İster Abdullah Gül, ister Ali Babacan... İster İmamoğlu, ister Mansur Yavaş veya İlhan Kesici. İsterseniz de uzaydan ithal bir aday... Çatı aday. Tamam da... Muharrem İnce meselesini çözmeden, halletmeden, nereye varabilirsiniz? Bitmedi. Bir de Meral Akşener’in onayı lazım. Yani, zor bir yolculuk.
Diyelim ki mesela gönlünüzde yatan aday, hâlâ Abdullah Gül’dür. Güzel ama bakalım böyle bir kompozisyonda, aday olmayı kabul eder mi? 40 yıl emek vererek ulaştığı kariyerini bir çırpıda tehlikeye atar mı? Çok ihtiyatlı bir siyasetçidir. Bence kendini bir ihtirasa kaptırmayacaktır. Yüzde yüz teminat ister. Nerede o aritmetik?
Millet İttifakı adı verilen cephenin, çıkmazı budur. Hangi aday’a el atsa, karşısında Muharrem İnce diye bir barikat bulacak. 2018 seçimindeki şartlardan daha zor şartlar var. Kaldı ki... Lider belki henüz farkında değil ama CHP içinde çatlak sesler çoğalıyor. Ta Ekmeleddin Bey zamanından beri gördüğümüz hoşnutsuzluk, yeni bir muhafazakar ve hatta mukaddesatçı bir aday’a bilmem ki sıcak bakar mı?

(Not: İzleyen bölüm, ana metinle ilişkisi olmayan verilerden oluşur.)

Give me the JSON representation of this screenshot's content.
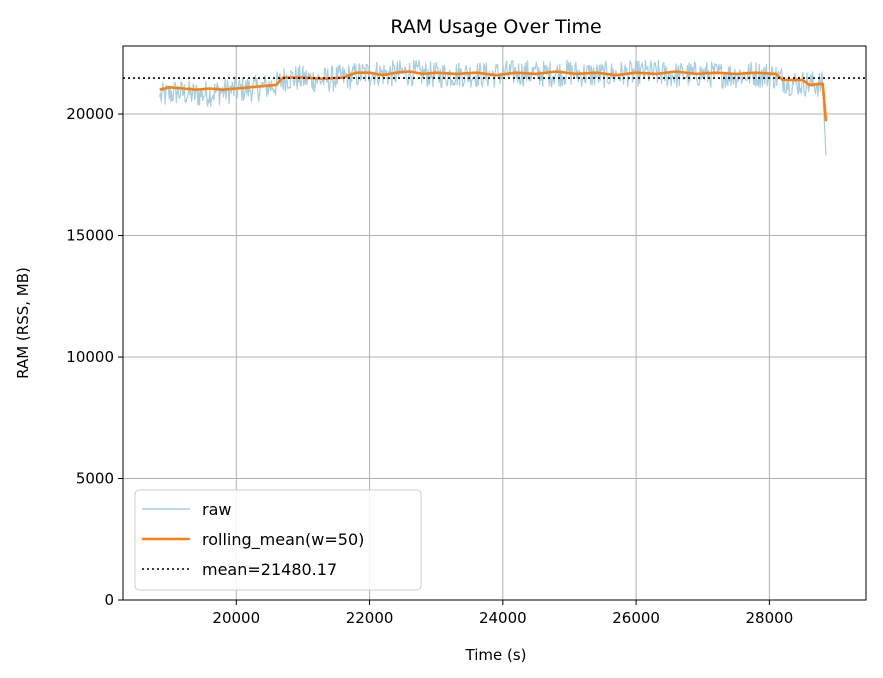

Abdullah Gül’ün kusuru değil bu... Kılıçdaroğlu’nun tercihi. Bunu o kadar sıkça ve abartarak yapıyor ki, CHP içinde sanki hiç liyakatlı adam yokmuş gibi bir imaj veriyor ve özellikle de sosyal demokratları incitiyor. CHP seçmeninde zaman zaman -şakayla karışıkyaygın kanaat şudur: - Bizim Başkan acaba gizli AKP’li mi? Herhalde duymuşsunuzdur. Lider en son duyar.